The Randall Museum in San Francisco hosts a large HO-scale model train layout. Created by the Golden Gate Model Railroad Club starting in 1961, the layout was donated to the Museum in 2015. Since then I have started automatizing trains running on the layout. I am also the layout maintainer. This blog describes various updates on the Randall project and I maintain a separate blog for all my electronics not directly related to Randall.
2018-11-11 - Stockton Passenger Station Power, ContinuedCategory Randall
The Stockton Station is certainly the most visible feature of the layout when visitors walk in the room and approach the middle of the room.
Last week, I wondered “Where does the power from the Stockton Passenger Station come from?”
Resolving that question took a full week, and was accomplished with the help of Mr. Perry who provided his extremely well detailed original schematics of the power routing to the station, which I turned into these schematics:
For a full size readable version of the schematics, please refer to the “SD+DOW” PDF in the resources pages under the schematics section.
Not only did I get the schematics, but I got to ask how the station was designed to be used. I also verified all the schematics and they still match the current layout electrical installation. Nothing significant had been changed, which is good. I redrew all the schematics using colors to identify things such as blocks & common rails continuity. I also annotated them with which DCC booster / circuit-breaker is connected today, and I added notes to help me locate the relays under the layout.
DC operation & design, as explained by Mr. Perry:
- The station is connected to the East (right side) to the mainline, or the stockton yard, or the roundhouse lead.
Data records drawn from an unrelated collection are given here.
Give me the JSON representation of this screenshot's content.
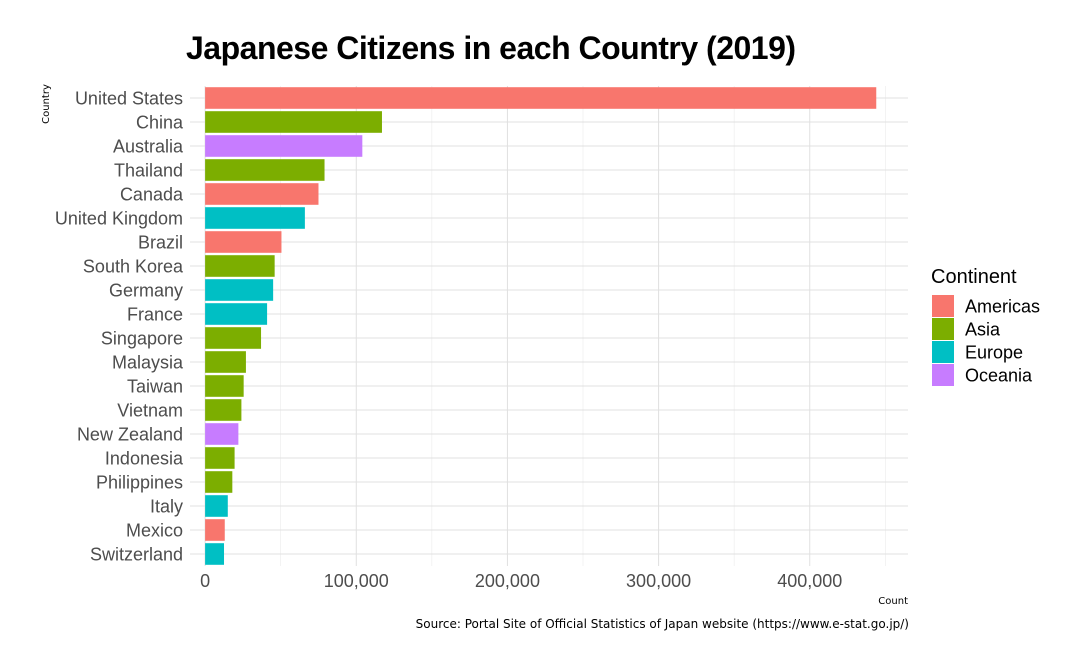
{
  "chart_data": {
    "type": "bar",
    "orientation": "horizontal",
    "title": "Japanese Citizens in each Country (2019)",
    "xlabel": "Count",
    "ylabel": "Country",
    "xlim": [
      -10000,
      465000
    ],
    "x_ticks": [
      0,
      100000,
      200000,
      300000,
      400000
    ],
    "x_tick_labels": [
      "0",
      "100,000",
      "200,000",
      "300,000",
      "400,000"
    ],
    "grid": true,
    "legend": {
      "title": "Continent",
      "position": "right",
      "entries": [
        {
          "name": "Americas",
          "color": "#F8766D"
        },
        {
          "name": "Asia",
          "color": "#7CAE00"
        },
        {
          "name": "Europe",
          "color": "#00BFC4"
        },
        {
          "name": "Oceania",
          "color": "#C77CFF"
        }
      ]
    },
    "categories": [
      "United States",
      "China",
      "Australia",
      "Thailand",
      "Canada",
      "United Kingdom",
      "Brazil",
      "South Korea",
      "Germany",
      "France",
      "Singapore",
      "Malaysia",
      "Taiwan",
      "Vietnam",
      "New Zealand",
      "Indonesia",
      "Philippines",
      "Italy",
      "Mexico",
      "Switzerland"
    ],
    "values": [
      444000,
      117000,
      104000,
      79000,
      75000,
      66000,
      50500,
      46000,
      45000,
      41000,
      37000,
      27000,
      25500,
      24000,
      22000,
      19500,
      18000,
      15000,
      13000,
      12500
    ],
    "continent": [
      "Americas",
      "Asia",
      "Oceania",
      "Asia",
      "Americas",
      "Europe",
      "Americas",
      "Asia",
      "Europe",
      "Europe",
      "Asia",
      "Asia",
      "Asia",
      "Asia",
      "Oceania",
      "Asia",
      "Asia",
      "Europe",
      "Americas",
      "Europe"
    ]
  },
  "caption": "Source: Portal Site of Official Statistics of Japan website (https://www.e-stat.go.jp/)"
}
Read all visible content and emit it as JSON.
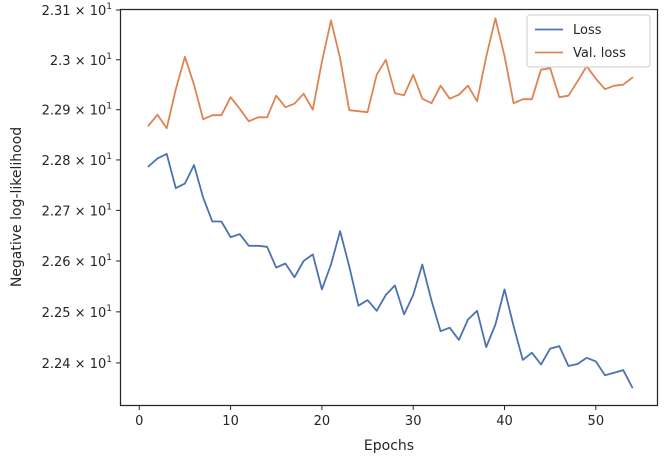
{
  "chart_data": {
    "type": "line",
    "title": "",
    "xlabel": "Epochs",
    "ylabel": "Negative log-likelihood",
    "yscale": "log",
    "xlim": [
      -2,
      56.7
    ],
    "ylim": [
      22.318,
      23.1
    ],
    "grid": false,
    "legend_position": "top-right",
    "x_ticks": [
      0,
      10,
      20,
      30,
      40,
      50
    ],
    "x_tick_labels": [
      "0",
      "10",
      "20",
      "30",
      "40",
      "50"
    ],
    "y_ticks": [
      22.4,
      22.5,
      22.6,
      22.7,
      22.8,
      22.9,
      23.0,
      23.1
    ],
    "y_tick_labels": [
      {
        "mantissa": "2.24",
        "exp": "1"
      },
      {
        "mantissa": "2.25",
        "exp": "1"
      },
      {
        "mantissa": "2.26",
        "exp": "1"
      },
      {
        "mantissa": "2.27",
        "exp": "1"
      },
      {
        "mantissa": "2.28",
        "exp": "1"
      },
      {
        "mantissa": "2.29",
        "exp": "1"
      },
      {
        "mantissa": "2.3",
        "exp": "1"
      },
      {
        "mantissa": "2.31",
        "exp": "1"
      }
    ],
    "x": [
      1,
      2,
      3,
      4,
      5,
      6,
      7,
      8,
      9,
      10,
      11,
      12,
      13,
      14,
      15,
      16,
      17,
      18,
      19,
      20,
      21,
      22,
      23,
      24,
      25,
      26,
      27,
      28,
      29,
      30,
      31,
      32,
      33,
      34,
      35,
      36,
      37,
      38,
      39,
      40,
      41,
      42,
      43,
      44,
      45,
      46,
      47,
      48,
      49,
      50,
      51,
      52,
      53,
      54
    ],
    "series": [
      {
        "name": "Loss",
        "color": "#4c72b0",
        "values": [
          22.787,
          22.803,
          22.812,
          22.744,
          22.753,
          22.79,
          22.725,
          22.678,
          22.678,
          22.647,
          22.653,
          22.63,
          22.63,
          22.628,
          22.587,
          22.595,
          22.568,
          22.6,
          22.613,
          22.544,
          22.593,
          22.659,
          22.589,
          22.512,
          22.523,
          22.502,
          22.533,
          22.552,
          22.495,
          22.533,
          22.593,
          22.522,
          22.462,
          22.469,
          22.445,
          22.485,
          22.502,
          22.431,
          22.475,
          22.544,
          22.472,
          22.406,
          22.42,
          22.397,
          22.428,
          22.433,
          22.394,
          22.398,
          22.41,
          22.403,
          22.376,
          22.381,
          22.386,
          22.352
        ]
      },
      {
        "name": "Val. loss",
        "color": "#dd8452",
        "values": [
          22.868,
          22.89,
          22.863,
          22.941,
          23.006,
          22.95,
          22.881,
          22.889,
          22.889,
          22.925,
          22.902,
          22.877,
          22.885,
          22.885,
          22.928,
          22.905,
          22.912,
          22.932,
          22.9,
          22.996,
          23.079,
          23.003,
          22.899,
          22.897,
          22.895,
          22.97,
          23.0,
          22.933,
          22.929,
          22.97,
          22.922,
          22.913,
          22.948,
          22.922,
          22.93,
          22.948,
          22.917,
          23.006,
          23.083,
          23.008,
          22.913,
          22.921,
          22.921,
          22.98,
          22.983,
          22.925,
          22.928,
          22.957,
          22.987,
          22.962,
          22.941,
          22.948,
          22.95,
          22.964
        ]
      }
    ]
  }
}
This is the Approach East block.
- The station is connected to the West (left side) to the mainline at block B311 or the branchline via T504. This is the Approach West block.
- Tracks 1, 2, and 3 for the station are composed of 3 segments (West, Central, and East), each with a power selector: left for West approach, middle for off, and right for East approach.
- Power for West comes from:
- Block B321 if T311 is thrown to connect the station to the mainline track #2.
- Block B320 if T311 and B320 are thrown to connect the station to the mainline track #1.
- Branchline if T504 is thrown to connect the station to the branchline.
- Otherwise from a local West Power Controller (no such power supply was installed though).
- Power for East comes from:
- Block B10 when T04 is thrown, connecting the station to mainline track #1 in front of the yard.
- Block B21 when T04 and T05 are thrown, connecting the station to mainline track #2 in front of the yard.
- The Roundhouse Cab power when T604 is thrown, connecting the station to the Roundhouse Lead.
- Or the Stockton Yard power when neither of these turnouts are thrown and the STN/YD switch is set to YD.
- Or to a local East Power Controller when the STN/YD switch is set to STN, or T03 was thrown. No such power supply was installed on the layout, though, so in this case the station would have no power.
- The 3 spurs at the top have their own power through the West Power Controller.
When the layout was powered in DCC, DCC was injected on the “right” side (East approach) and would indirectly come from either the mainline, the roundhouse or the stockton yard (by default). That’s the reason why each block power selector has a “yellow dot” on the right, to indicate this was the default setup. The inconvenience of this scheme is that the station would lose power when T03 was thrown, or the STN/YD switch was thrown to STN side.